Gentlemen’s Agreement

I napoletani Gentlemen’s Agreement ci hanno in passato sorpreso con poetica country di racconti rurali (Let me be a child) e una personalissima
interiorizzazione della cultura brasiliana (Carcarà). Ora condensano l’eclettismo e il talento dimostrato al servizio di un progetto ampio e articolato, ben compiuto in tutte le sue fasi. Partiamo dalla fisicità del prodotto discografico. Una vite con un bullone tiene chiusa la bianca custodia di cartone pesante. “Un oggetto di arredamento unico che
contiene un disco eccezionale”.
Non certo un lavoro fine a se stesso. Il concept grafico è l’involucro esterno di una narrazione testuale e musicale che scorre lungo le 14 tracce delineando una visione unica, omogenea: la liberazione dal sistema fabbrica per un ritmo di vita più armonico nel mondo. Un concept-album che racconta del passaggio da un sistema produttivo economico mortificante, innaturale, soffocante in favore di stili di vita più lenti, armonici, de-urbanizzati; parliamo di decrescita serena della produttività e sostenibilità.
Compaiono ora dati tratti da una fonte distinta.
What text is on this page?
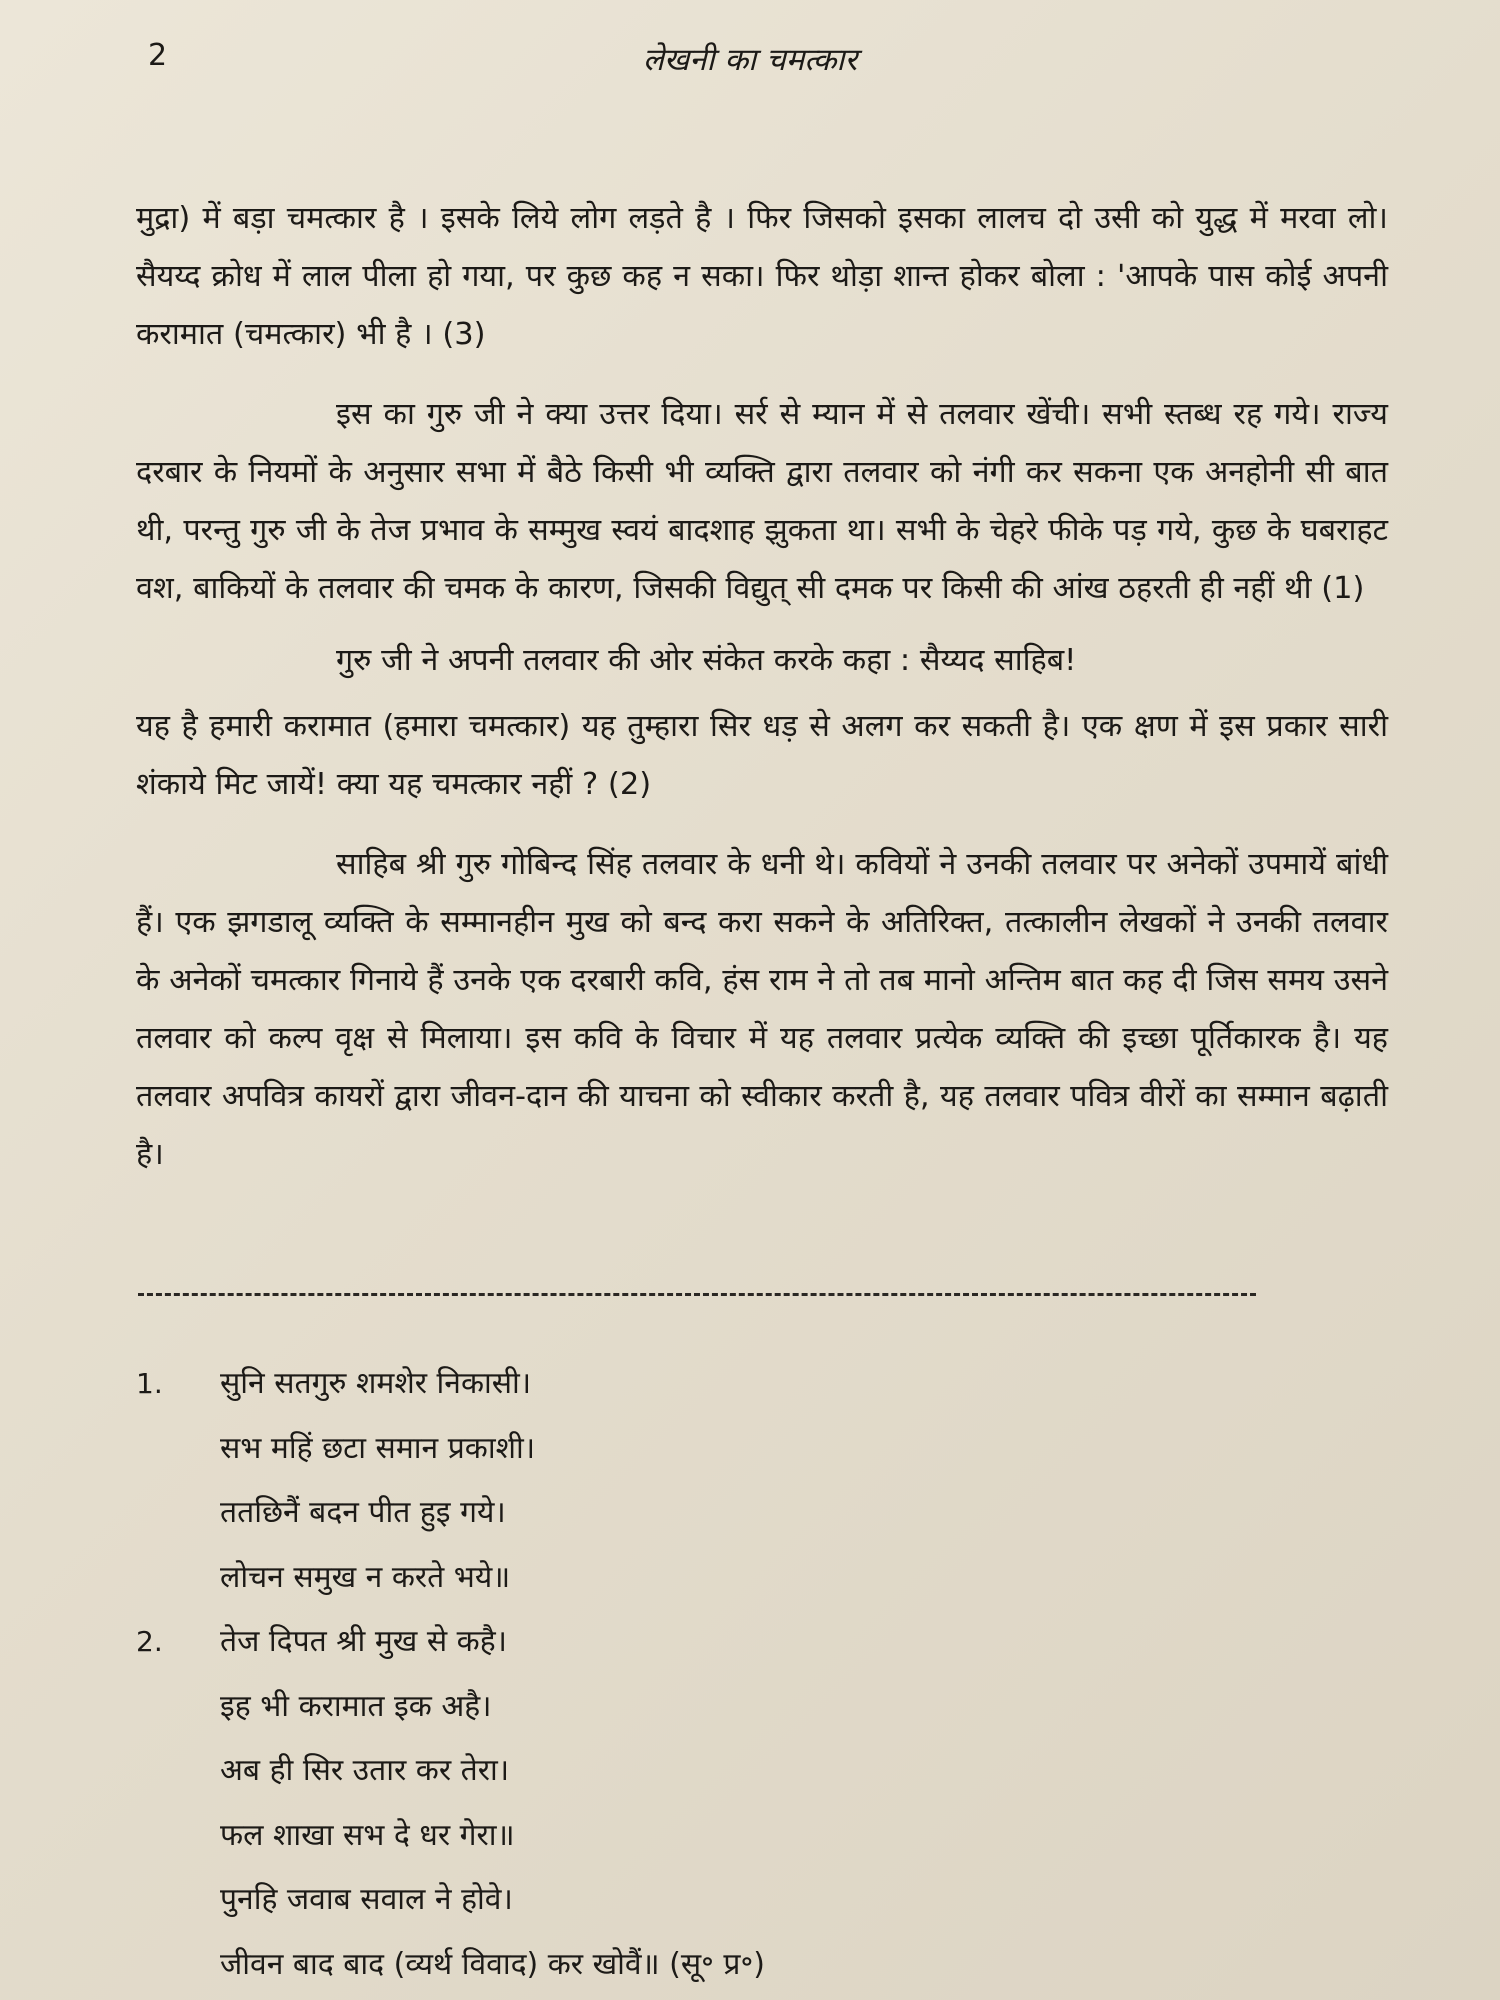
2	लेखनी का चमत्कार

मुद्रा) में बड़ा चमत्कार है । इसके लिये लोग लड़ते है । फिर जिसको इसका लालच दो उसी को युद्ध में मरवा लो। सैयय्द क्रोध में लाल पीला हो गया, पर कुछ कह न सका। फिर थोड़ा शान्त होकर बोला : 'आपके पास कोई अपनी करामात (चमत्कार) भी है । (3)

इस का गुरु जी ने क्या उत्तर दिया। सर्र से म्यान में से तलवार खेंची। सभी स्तब्ध रह गये। राज्य दरबार के नियमों के अनुसार सभा में बैठे किसी भी व्यक्ति द्वारा तलवार को नंगी कर सकना एक अनहोनी सी बात थी, परन्तु गुरु जी के तेज प्रभाव के सम्मुख स्वयं बादशाह झुकता था। सभी के चेहरे फीके पड़ गये, कुछ के घबराहट वश, बाकियों के तलवार की चमक के कारण, जिसकी विद्युत् सी दमक पर किसी की आंख ठहरती ही नहीं थी (1)

गुरु जी ने अपनी तलवार की ओर संकेत करके कहा : सैय्यद साहिब!

यह है हमारी करामात (हमारा चमत्कार) यह तुम्हारा सिर धड़ से अलग कर सकती है। एक क्षण में इस प्रकार सारी शंकाये मिट जायें! क्या यह चमत्कार नहीं ? (2)

साहिब श्री गुरु गोबिन्द सिंह तलवार के धनी थे। कवियों ने उनकी तलवार पर अनेकों उपमायें बांधी हैं। एक झगडालू व्यक्ति के सम्मानहीन मुख को बन्द करा सकने के अतिरिक्त, तत्कालीन लेखकों ने उनकी तलवार के अनेकों चमत्कार गिनाये हैं उनके एक दरबारी कवि, हंस राम ने तो तब मानो अन्तिम बात कह दी जिस समय उसने तलवार को कल्प वृक्ष से मिलाया। इस कवि के विचार में यह तलवार प्रत्येक व्यक्ति की इच्छा पूर्तिकारक है। यह तलवार अपवित्र कायरों द्वारा जीवन-दान की याचना को स्वीकार करती है, यह तलवार पवित्र वीरों का सम्मान बढ़ाती है।

1. सुनि सतगुरु शमशेर निकासी।
सभ महिं छटा समान प्रकाशी।
ततछिनैं बदन पीत हुइ गये।
लोचन समुख न करते भये॥
2. तेज दिपत श्री मुख से कहै।
इह भी करामात इक अहै।
अब ही सिर उतार कर तेरा।
फल शाखा सभ दे धर गेरा॥
पुनहि जवाब सवाल ने होवे।
जीवन बाद बाद (व्यर्थ विवाद) कर खोवैं॥ (सू॰ प्र॰)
L’album è strutturato in 4 parti, ciascuna introdotta da una breve traccia denominata Leitmotiv a rappresentare l’inizio di ogni capitolo (Incubo, Consapevolezza, Risveglio, Evoluzione).
In apertura uno scenario industriale di reiterazioni cicliche alienanti da cui la mente cerca riparo nella distrazione o nel sogno, implacabilmente interrotto dalla sveglia dell’operaio che “esplode” ogni mattina. Il coro di Moloch! ci colloca subito fra luci al neon e “la voce da gigante” dell’apparato coercitivo della fabbrica, poi lascia spazio al lamento lirico. Testi e arrangiamenti curati, di vocazione visuale, come fossero scritti per un musical. Rimandi suggestivi e uso raffinato di un repertorio culturale globale; nel caleidoscopio musicale, fra rumori industriali, ottoni graffianti, ritmi samba (spesso usati da Piero Piccioni per il cinema italiano del boom industriale), compaiono anche il rock e i Velvet Underground
(Mordi! Prendi! Vivi!).
Cambio di scenario. Un’esplosione utopica (Kaboom! Chiude la fabbrica) raggiunge il culmine fra tamburelli e ritmi del folk festoso del sud Italia. “L’autostrada è tutta fiorita e piantiamo gli orti in città / Sai, questo è un tempo un po’ anormale, si regredisce per creare / Ci serve un sogno da inventare, una campagna da occupare!”. I piedi lo sanno commuove. La consapevolezza giunge come in sogno e porta al terzo capitolo, il Risveglio, di cui Adeus contiene il manifesto (Se vivo più lento, decido il mio tempo, ora io ho tempo / Sacra più di Dio sei terra mia sacra più di Dio) con richiami a scenari tropicalisti (e mi fermo qui, ché gettare un ponte con la ricerca della poesia concreta brasiliana sarebbe un azzardo). È tutta un’utopia, un sogno, ma non scevra di intento politico: “I sogni addestrano al mondo” (Il tempo del sogno).
Unica nota sanzionatoria: il titolo. Per il gusto del gioco di parole e della citazione si è persa la possibilità di trovarne uno più rappresentativo e originale.
Le registrazioni sono state pagate tramite baratto, i musicisti hanno offerto al Sud Est Studio di Guagnano di pagare ristrutturando i loro locali e hanno realizzato un video di questi lavori, e infine il disco è stato diffuso con licenza Creative Commons, in aperta opposizione al sistema di gestione monopolistico della SIAE. Due operazioni che portano lo storytelling fuori dall’opera, adeguando al concept dell’opera tutte le fasi della produzione e distribuzione. Forse la prima volta che questa operazione viene effettuata in Italia con efficacia, coerenza e correttezza.